Henneth judged it safe to approach. What he saw shocked him; he sat down hard on a rock that dug into his backside. The creature’s base was more insect than human–bee at a guess.
“Is that…a…” he ran through the Litany seeking a match. Was she an ally, an enemy or one of them other folk? The Litany was an epic poem broken up into sections. Since she hadn’t bit or otherwise maimed Willow yet, her race probably fell in the allies section. So Henneth started his mental recitation there. Since the races were listed alphabetically, he’d gotten through only the As before the old man spoke up.
“Taliarten,” the old man breathed as if it were a prayer.

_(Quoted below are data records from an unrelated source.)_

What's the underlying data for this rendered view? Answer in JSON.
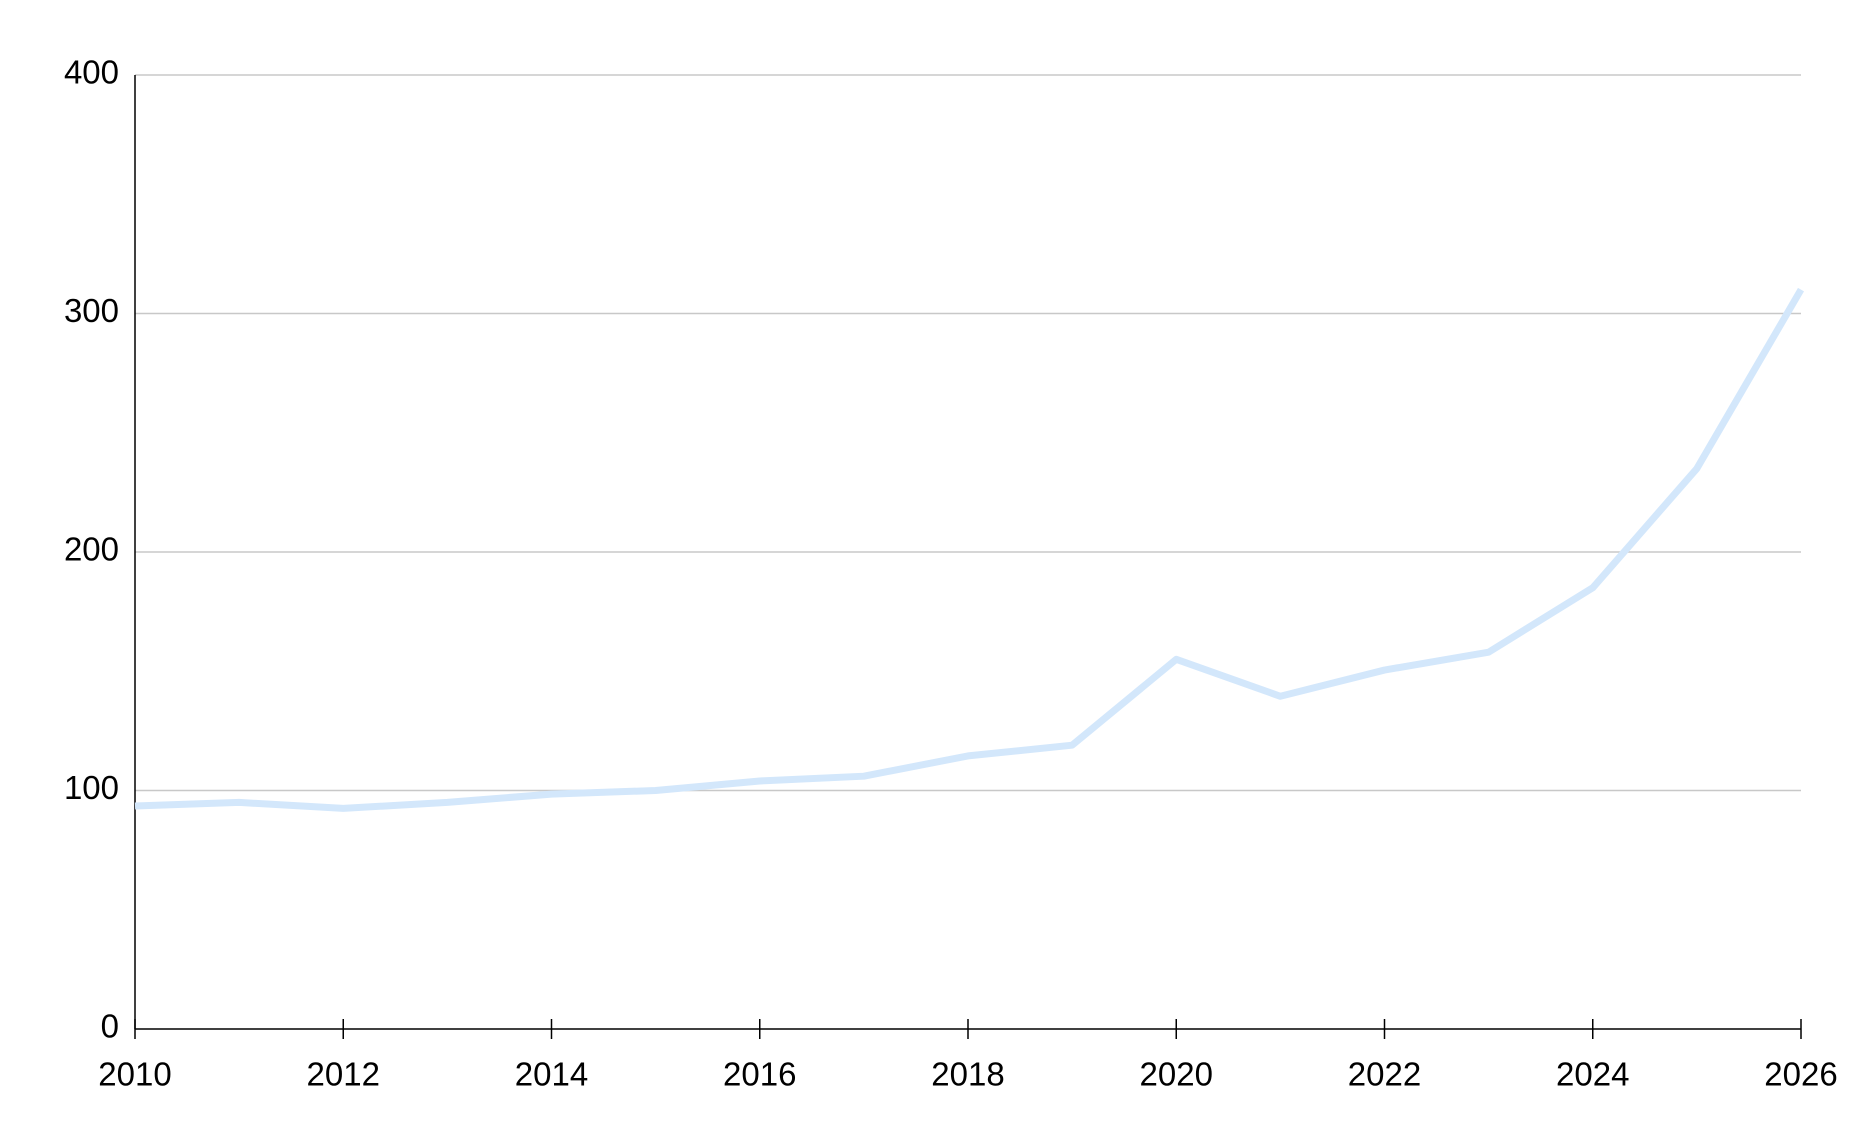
{
  "chart_data": {
    "type": "line",
    "x": [
      2010,
      2011,
      2012,
      2013,
      2014,
      2015,
      2016,
      2017,
      2018,
      2019,
      2020,
      2021,
      2022,
      2023,
      2024,
      2025,
      2026
    ],
    "series": [
      {
        "color": "#d3e7fb",
        "values": [
          93.5,
          95,
          92.5,
          95,
          98.5,
          100,
          104,
          106,
          114.5,
          119,
          155,
          139.5,
          150.5,
          158,
          185,
          235,
          310
        ]
      }
    ],
    "xlim": [
      2010,
      2026
    ],
    "xticks": [
      2010,
      2012,
      2014,
      2016,
      2018,
      2020,
      2022,
      2024,
      2026
    ],
    "ylim": [
      0,
      400
    ],
    "yticks": [
      0,
      100,
      200,
      300,
      400
    ],
    "grid": true
  }
}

tiny folk who hear bugs speak,
care for flowers too.
Willow blinked three times and then the bee-woman-amalgamation ceased her buzzing and fluttered off his hand. She didn’t go far; she alighted on a dandelion and her bluish coloring clashed with the yellow petals as she poked around for pollen.
Willow rolled onto his side despite the old man’s attempts to keep him flat on his back. Shaking his head, Willow extended an arm and dragged a black finger through the earth beginning the first of a series of symbols. At last some communication from the mute mage.